En ce jour de superstition et d’espoir limité de victoire au loto, la chance sourit à mon Festival de Cannes. Outre le cocktail déjeunatoire organisé par Mr. Fnac et Mr. AlloCiné auquel j’ai pu assister et déguster champagne et mini-opéras en compagnie de Nikos Aliagas, la Croisette a offert tout ce que rêve un rédacteur cannois. Tout d’abord les réactions des spectateurs, une source inestimable d’analyses impitoyables qui se résument souvent par ce dialogue poignant :
« Et alors, t’en as pensé quoi du film?
_Il est bien.
_Oui. Moi aussi, je trouve qu’il est bien.
_J’ai faim.
_On va manger ?
_Ok. »
Il y a toutes sortes de personnages à Cannes et c’est ce qui fait la force de l’évènement. Il y a aussi des cinéphiles convaincus capables d’ovationner Kim Ki-duk et son film autobiographique stupéfiant où il met son ego à nu, vagabondant dans les bas-fonds d’une réflexion sur les réalisateurs, son cinéma et surtout… son cinéma. Le réalisateur de 15 films en 13 ans s’était arrêté net dans son processus de création après le grave accident de la comédienne principale de son dernier film. Tourmenté, choqué, il n’arrivera plus à filmer malgré son besoin vital de prendre une caméra. C’est ce qu’il raconte dans Arirang, sélectionné à Un certain regard, en se filmant dans une petite cabane où il va interpréter tour à tour son ombre, son analyste, sa conscience et sa peur. Le Festival de Cannes aura cette année au moins sauvé une âme, celle de ce réalisateur qui confesse qu’il ne serait rien sans cet intérêt international sur ses films puisque ignoré dans son pays natal, la Corée du Sud. Un film étonnant qui s’épuise légèrement mais qui offre une vision radicale du réalisateur de cinéma.
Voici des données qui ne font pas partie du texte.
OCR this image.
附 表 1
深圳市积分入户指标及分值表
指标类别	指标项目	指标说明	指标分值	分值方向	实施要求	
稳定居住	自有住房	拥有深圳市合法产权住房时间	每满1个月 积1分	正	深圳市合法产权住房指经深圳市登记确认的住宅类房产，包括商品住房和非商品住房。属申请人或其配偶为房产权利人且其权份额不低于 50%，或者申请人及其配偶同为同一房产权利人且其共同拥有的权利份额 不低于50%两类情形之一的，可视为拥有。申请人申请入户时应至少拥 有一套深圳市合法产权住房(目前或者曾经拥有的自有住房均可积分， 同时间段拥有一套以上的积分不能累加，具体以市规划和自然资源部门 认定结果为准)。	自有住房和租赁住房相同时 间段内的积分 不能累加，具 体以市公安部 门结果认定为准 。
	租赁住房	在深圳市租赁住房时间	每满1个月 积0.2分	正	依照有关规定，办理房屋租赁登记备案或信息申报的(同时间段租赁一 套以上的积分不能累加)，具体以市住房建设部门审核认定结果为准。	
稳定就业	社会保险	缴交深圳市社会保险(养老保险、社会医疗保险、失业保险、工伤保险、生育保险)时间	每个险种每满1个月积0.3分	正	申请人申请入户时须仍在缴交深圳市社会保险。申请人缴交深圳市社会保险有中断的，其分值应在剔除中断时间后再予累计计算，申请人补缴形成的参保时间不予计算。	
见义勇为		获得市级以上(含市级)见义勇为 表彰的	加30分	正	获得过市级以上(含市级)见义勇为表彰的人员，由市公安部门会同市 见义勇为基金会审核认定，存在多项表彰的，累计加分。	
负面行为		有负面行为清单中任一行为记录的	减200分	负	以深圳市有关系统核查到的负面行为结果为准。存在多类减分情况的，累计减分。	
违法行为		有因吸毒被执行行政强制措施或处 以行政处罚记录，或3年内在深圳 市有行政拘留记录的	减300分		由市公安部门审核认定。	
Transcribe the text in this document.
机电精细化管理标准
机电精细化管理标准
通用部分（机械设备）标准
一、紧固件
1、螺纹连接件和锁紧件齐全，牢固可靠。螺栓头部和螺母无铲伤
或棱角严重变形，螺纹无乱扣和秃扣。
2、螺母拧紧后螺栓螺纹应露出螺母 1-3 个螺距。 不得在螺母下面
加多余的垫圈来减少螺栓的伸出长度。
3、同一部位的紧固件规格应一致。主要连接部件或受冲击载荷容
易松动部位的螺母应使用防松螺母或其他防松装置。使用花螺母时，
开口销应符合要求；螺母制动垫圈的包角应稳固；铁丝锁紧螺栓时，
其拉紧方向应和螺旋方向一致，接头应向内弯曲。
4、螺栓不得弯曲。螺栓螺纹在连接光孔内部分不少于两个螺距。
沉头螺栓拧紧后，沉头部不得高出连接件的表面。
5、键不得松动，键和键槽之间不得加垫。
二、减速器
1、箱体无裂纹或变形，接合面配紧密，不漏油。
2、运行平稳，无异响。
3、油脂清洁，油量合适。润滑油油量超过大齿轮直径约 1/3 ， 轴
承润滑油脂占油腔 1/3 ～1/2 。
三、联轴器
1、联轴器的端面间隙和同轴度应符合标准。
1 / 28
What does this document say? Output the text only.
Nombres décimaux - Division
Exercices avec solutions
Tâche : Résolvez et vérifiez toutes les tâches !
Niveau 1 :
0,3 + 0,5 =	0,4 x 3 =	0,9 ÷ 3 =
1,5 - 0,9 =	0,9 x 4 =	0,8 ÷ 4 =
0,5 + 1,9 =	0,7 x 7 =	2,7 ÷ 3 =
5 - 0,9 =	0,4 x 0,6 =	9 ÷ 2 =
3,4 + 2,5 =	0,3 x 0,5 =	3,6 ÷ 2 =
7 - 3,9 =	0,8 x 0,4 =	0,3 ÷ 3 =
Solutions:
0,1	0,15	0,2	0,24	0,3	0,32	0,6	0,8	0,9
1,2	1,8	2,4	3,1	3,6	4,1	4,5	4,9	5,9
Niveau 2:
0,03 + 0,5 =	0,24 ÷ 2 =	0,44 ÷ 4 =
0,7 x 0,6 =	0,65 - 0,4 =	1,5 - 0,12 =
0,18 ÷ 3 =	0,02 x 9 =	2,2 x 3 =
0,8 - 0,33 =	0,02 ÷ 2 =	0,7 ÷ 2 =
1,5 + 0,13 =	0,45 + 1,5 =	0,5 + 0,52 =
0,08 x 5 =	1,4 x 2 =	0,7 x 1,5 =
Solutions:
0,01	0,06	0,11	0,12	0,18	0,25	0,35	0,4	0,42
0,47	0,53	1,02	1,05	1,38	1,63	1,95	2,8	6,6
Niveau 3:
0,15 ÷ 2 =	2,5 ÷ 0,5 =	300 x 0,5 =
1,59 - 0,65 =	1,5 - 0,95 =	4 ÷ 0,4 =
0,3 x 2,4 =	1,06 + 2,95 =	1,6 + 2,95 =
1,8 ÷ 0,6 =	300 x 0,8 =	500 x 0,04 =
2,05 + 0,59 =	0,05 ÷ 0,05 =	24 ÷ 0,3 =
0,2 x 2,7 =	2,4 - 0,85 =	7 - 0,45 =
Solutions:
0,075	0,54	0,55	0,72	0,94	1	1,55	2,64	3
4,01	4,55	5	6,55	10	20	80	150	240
La Compétition semble raviver les foules. Autour de nous, on ne parle que d’Habemus Papam (Nanni Moretti) et de Polisse (Maïwenn). En croisant un Joey Starr apaisé et sourire en coin, on semble imaginer qu’il est ravi de son coup : on le mentionne déjà pour la récompense de la meilleure interprétation masculine pour son rôle de flic. Il sera cependant en concurrence avec le jeune garnement terrifiant qui joue le fils de Tilda Swinton dans We need to talk about Kevin, œuvre puissante sur l’enfance et la relation mère/fils. Partant d’un fait imitant la tuerie de Columbine, la réalisatrice Lynne Ramsay s’intéresse à la mère de l’adolescent meurtrier et du processus qui a conduit à ce comportement déviant à partir de sa conception même. Sans jamais basculer dans l’excès de style, le film s’accompagne de comédiens d’une extrême justesse réussissant à nous bousculer constamment sur cette simple interrogation : Un enfant doit-il forcément aimer sa mère ? Et vice-versa… N’offrant pas de réponses précises, la réalisatrice permet une réflexion judicieuse sur l’origine du mal. Est-il inné ou acquis ? Légèrement éméché par le verre de champagne enfilé à jeun, je me pose toujours la question. Qu’en pense Nikos ?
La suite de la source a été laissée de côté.